Au cours des dernières décennies, divers récits explicatifs des conflits armés africains ont été articulés dans les circuits politico-médiatiques et universitaires (ethnicité, “malédiction des ressources”, “États défaillants”, terrorisme international, extrémisme violent, etc.) qui ont encadré et orienté certaines politiques internationales de consolidation de la paix et ont donné lieu à un riche débat théorique sur les causes de la violence armée politique dans la région. Cependant, ces visions, qui ont souvent été prédominantes dans les sphères politiques, médiatiques et même académiques, ont contribué, dans le cas de la compréhension des conflits, à construire un imaginaire qui comprend la guerre en Afrique comme un phénomène intrinsèque aux sociétés africaines, à leurs “coutumes”, à leurs identités, à leurs luttes pour les ressources et le pouvoir dans des scénarios toujours instables et enclins à l’utilisation de la violence comme moyen de résoudre leurs conflits. Séverine Autesserre (2012) a dénoncé le fait que ces récits ont été extrêmement pernicieux car, d’une part, ils ont empêché de comprendre la complexité du phénomène, comment il naît et se développe dans chaque pays africain, et d’autre part, parce qu’ils ont promu un type particulier de ” solution ” dans les politiques internationales de consolidation de la paix qui ont souvent fini par être nuisibles, contre-productives et incapables de contribuer à transformer les causes de la violence ou à parvenir à une paix positive (Galtung, 1964) qui s’attaque aux problèmes sociaux, politiques ou économiques sous-jacents. Ces “solutions” ont suivi le continuum historique d’une prétendue mission civilisatrice dans laquelle l’Afrique est comprise comme un espace à “moderniser” et à “sauver” de sa propre nature.

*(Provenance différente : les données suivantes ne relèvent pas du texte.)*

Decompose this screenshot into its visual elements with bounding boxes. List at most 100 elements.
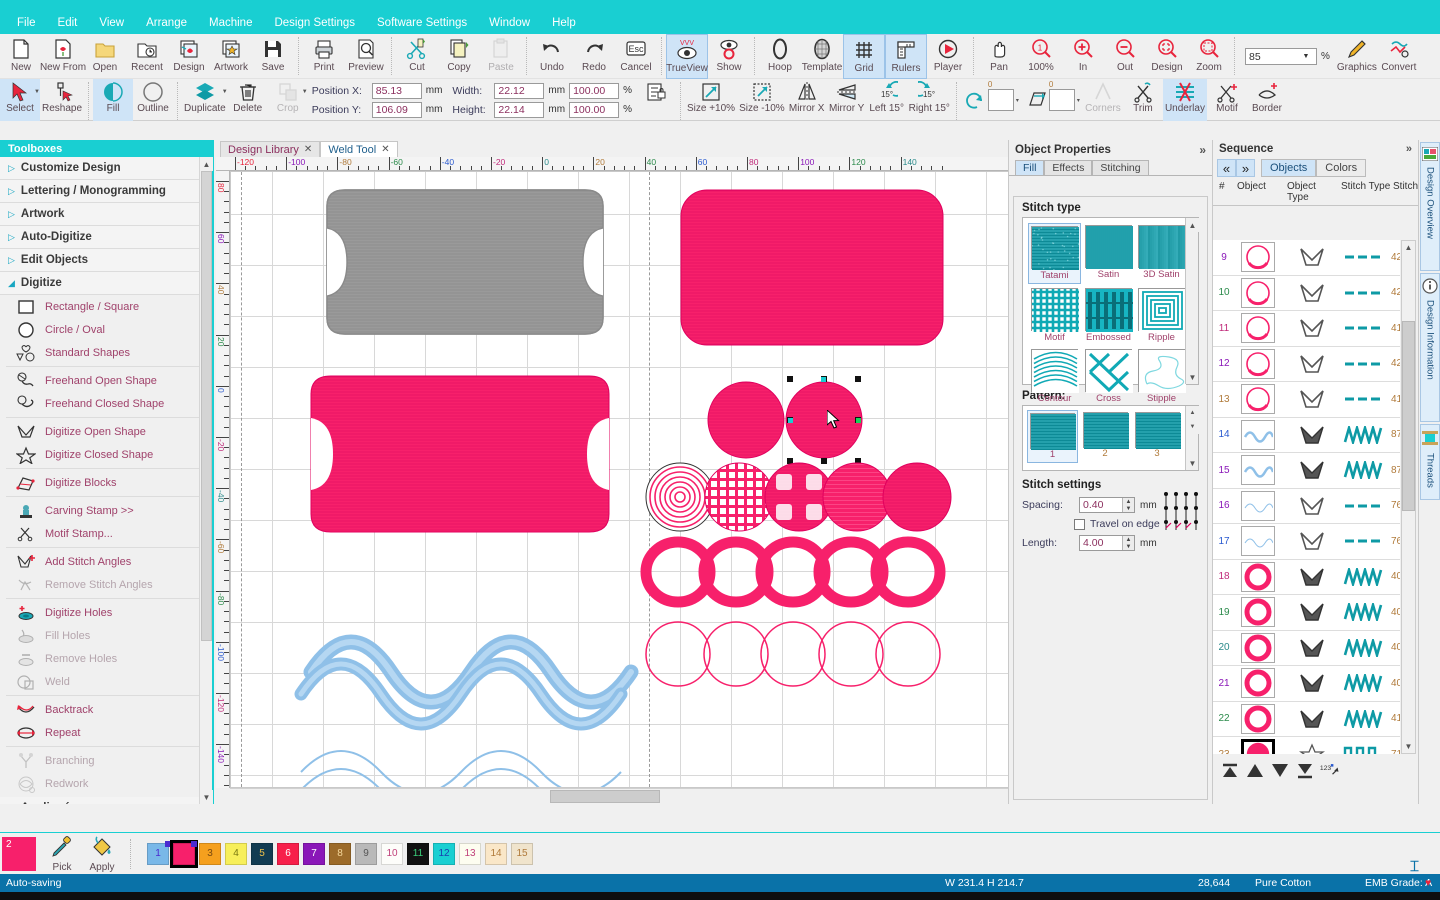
tool-repeat[interactable]: Repeat xyxy=(0,721,212,744)
100--button[interactable]: 1100% xyxy=(1020,34,1062,79)
stitch-type-motif[interactable]: Motif xyxy=(1028,286,1081,345)
thread-swatch-10[interactable]: 10 xyxy=(381,843,403,865)
toolboxes-scrollbar[interactable]: ▲ ▼ xyxy=(199,157,212,804)
op-tab-stitching[interactable]: Stitching xyxy=(1092,160,1148,175)
sequence-row[interactable]: 1341 xyxy=(1213,382,1400,418)
zoom-button[interactable]: Zoom xyxy=(1188,34,1230,79)
sequence-row[interactable]: 942 xyxy=(1213,240,1400,276)
border-tool[interactable]: Border xyxy=(1247,79,1287,121)
stitch-type-tatami[interactable]: Tatami xyxy=(1028,223,1081,284)
sequence-column-header[interactable]: # xyxy=(1213,181,1235,203)
menu-item-machine[interactable]: Machine xyxy=(198,14,263,32)
new-from-button[interactable]: New From xyxy=(42,34,84,79)
preview-button[interactable]: Preview xyxy=(345,34,387,79)
toolbox-group-auto-digitize[interactable]: ▷Auto-Digitize xyxy=(0,226,212,249)
sequence-scroll-up[interactable]: ▲ xyxy=(1402,241,1415,254)
duplicate-tool[interactable]: Duplicate▼ xyxy=(182,79,228,121)
undo-button[interactable]: Undo xyxy=(531,34,573,79)
chevron-down-icon[interactable]: ▼ xyxy=(1298,53,1314,60)
move-down-icon[interactable] xyxy=(1269,760,1291,780)
cancel-button[interactable]: EscCancel xyxy=(615,34,657,79)
sequence-scroll-down[interactable]: ▼ xyxy=(1402,740,1415,753)
outline-tool[interactable]: Outline xyxy=(133,79,173,121)
sequence-row[interactable]: 1840 xyxy=(1213,560,1400,596)
graphics-button[interactable]: Graphics xyxy=(1336,34,1378,79)
thread-swatch-1[interactable]: 1 xyxy=(147,843,169,865)
move-up-icon[interactable] xyxy=(1244,760,1266,780)
tool-freehand-closed-shape[interactable]: Freehand Closed Shape xyxy=(0,392,212,415)
motif-tool[interactable]: Motif xyxy=(1207,79,1247,121)
length-spinbox[interactable]: ▲▼ xyxy=(1079,535,1135,551)
pattern-gallery-scrollbar[interactable]: ▲ ▼ ▼ xyxy=(1185,406,1198,470)
stitch-type-ripple[interactable]: Ripple xyxy=(1136,286,1187,345)
spacing-input[interactable] xyxy=(1080,498,1122,512)
tool-motif-stamp[interactable]: Motif Stamp... xyxy=(0,522,212,545)
document-tab-weld-tool[interactable]: Weld Tool✕ xyxy=(320,141,397,157)
grid-button[interactable]: Grid xyxy=(843,34,885,79)
tool-backtrack[interactable]: Backtrack xyxy=(0,698,212,721)
toolbox-group-lettering-monogramming[interactable]: ▷Lettering / Monogramming xyxy=(0,180,212,203)
copy-button[interactable]: Copy xyxy=(438,34,480,79)
sequence-expand-icon[interactable]: » xyxy=(1406,143,1412,155)
size-10--tool[interactable]: Size -10% xyxy=(737,79,787,121)
toolbox-group-edit-objects[interactable]: ▷Edit Objects xyxy=(0,249,212,272)
pick-color-button[interactable]: Pick xyxy=(42,834,82,874)
sequence-row[interactable]: 1042 xyxy=(1213,276,1400,312)
tool-rectangle-square[interactable]: Rectangle / Square xyxy=(0,295,212,318)
convert-button[interactable]: Convert xyxy=(1378,34,1420,79)
size-10--tool[interactable]: Size +10% xyxy=(685,79,737,121)
left-15--tool[interactable]: 15°Left 15° xyxy=(867,79,907,121)
position-y-input[interactable] xyxy=(372,102,422,118)
spacing-spinbox[interactable]: ▲▼ xyxy=(1079,497,1135,513)
rail-tab-design-information[interactable]: Design Information xyxy=(1420,273,1440,422)
stitch-type-3d-satin[interactable]: 3D Satin xyxy=(1136,223,1187,284)
design-button[interactable]: Design xyxy=(1146,34,1188,79)
cut-button[interactable]: Cut xyxy=(396,34,438,79)
travel-on-edge-checkbox[interactable] xyxy=(1074,519,1085,530)
sequence-row[interactable]: 2371 xyxy=(1213,737,1400,754)
panel-expand-icon[interactable]: » xyxy=(1199,143,1206,157)
close-icon[interactable]: ✕ xyxy=(304,144,312,155)
thread-swatch-5[interactable]: 5 xyxy=(251,843,273,865)
menu-item-edit[interactable]: Edit xyxy=(47,14,89,32)
toolboxes-scroll-up[interactable]: ▲ xyxy=(200,157,213,171)
width-input[interactable] xyxy=(494,83,544,99)
thread-swatch-13[interactable]: 13 xyxy=(459,843,481,865)
sequence-number-icon[interactable]: 123 xyxy=(1319,760,1341,780)
toolbox-group-applique[interactable]: ▷Appliqué xyxy=(0,797,212,804)
sequence-row[interactable]: 2040 xyxy=(1213,631,1400,667)
mirror-x-tool[interactable]: Mirror X xyxy=(787,79,827,121)
sequence-scroll-thumb[interactable] xyxy=(1402,321,1415,511)
sequence-tab-colors[interactable]: Colors xyxy=(1316,159,1366,177)
pattern-1[interactable]: 1 xyxy=(1027,410,1078,463)
sequence-list[interactable]: 9421042114112421341148715871676177618401… xyxy=(1213,240,1400,754)
expand-all-icon[interactable]: » xyxy=(1236,159,1255,177)
tool-digitize-holes[interactable]: Digitize Holes xyxy=(0,601,212,624)
print-button[interactable]: Print xyxy=(303,34,345,79)
pattern-scroll-mid[interactable]: ▼ xyxy=(1186,420,1199,434)
menu-item-file[interactable]: File xyxy=(6,14,47,32)
chevron-down-icon[interactable]: ▼ xyxy=(302,89,308,95)
length-input[interactable] xyxy=(1080,536,1122,550)
thread-swatch-9[interactable]: 9 xyxy=(355,843,377,865)
underlay-tool[interactable]: Underlay xyxy=(1163,79,1207,121)
hoop-button[interactable]: Hoop xyxy=(759,34,801,79)
toolboxes-scroll-thumb[interactable] xyxy=(201,171,212,641)
apply-color-button[interactable]: Apply xyxy=(82,834,122,874)
stitch-gallery-scrollbar[interactable]: ▲ ▼ xyxy=(1185,218,1198,384)
sequence-row[interactable]: 2140 xyxy=(1213,666,1400,702)
current-color-swatch[interactable]: 2 xyxy=(2,837,36,871)
tool-freehand-open-shape[interactable]: Freehand Open Shape xyxy=(0,369,212,392)
toolboxes-scroll-down[interactable]: ▼ xyxy=(200,790,213,804)
toolbox-group-customize-design[interactable]: ▷Customize Design xyxy=(0,157,212,180)
new-button[interactable]: New xyxy=(0,34,42,79)
tool-carving-stamp[interactable]: Carving Stamp >> xyxy=(0,499,212,522)
sequence-row[interactable]: 1587 xyxy=(1213,453,1400,489)
sequence-row[interactable]: 1776 xyxy=(1213,524,1400,560)
rulers-button[interactable]: Rulers xyxy=(885,34,927,79)
canvas-hscroll-thumb[interactable] xyxy=(550,790,660,803)
in-button[interactable]: In xyxy=(1062,34,1104,79)
thread-swatch-4[interactable]: 4 xyxy=(225,843,247,865)
menu-item-view[interactable]: View xyxy=(88,14,135,32)
toolbox-group-artwork[interactable]: ▷Artwork xyxy=(0,203,212,226)
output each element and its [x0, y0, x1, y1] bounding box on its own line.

C’est pourquoi la littérature critique qui a analysé le conflit africain au cours des dernières décennies a souligné la nécessité de dépasser ces lectures en proposant de comprendre la guerre en Afrique comme un phénomène extrêmement complexe, multicausal, multi-acteurs et multidimensionnel, qui nécessite également des propositions de construction de la paix qui vont au-delà du modèle de paix libéral dominant et qui placent les besoins et les agendas locaux au centre. À partir de cette approche, ce panel propose d’analyser le phénomène de la guerre et de la paix en Afrique subsaharienne, en réfléchissant aux outils analytiques les plus appropriés pour comprendre les causes, la nature, les conséquences et les impacts des conflits armés, ainsi qu’en analysant les différentes politiques et activités qui, à différents niveaux, sont développées dans le cadre des efforts de consolidation de la paix sur le continent.
Plus précisément, nous recherchons, entre autres, des études de cas qui introduisent de nouvelles réflexions sur des aspects peu étudiés d’un scénario (et/ou d’un épisode) de conflit armé et/ou d’un ou de plusieurs programmes de consolidation de la paix, tels que, entre autres : le rôle du conflit capital contre le tissu de la vie, la dimension sexospécifique de la guerre ou de la paix, les défis pour la réalisation d’une paix légitime, juste, écoféministe et durable, les connaissances et les pratiques indigènes de consolidation de la paix, etc. Nous accueillons également des articles qui se concentrent sur des approches critiques (féministes, décoloniales, etc.) des débats théoriques actuels entourant les conflits armés en Afrique, les transformations actuelles de l’agenda mondial de la paix ou les controverses académiques entourant les modèles de paix dominants ou les différentes solutions proposées pour construire la paix.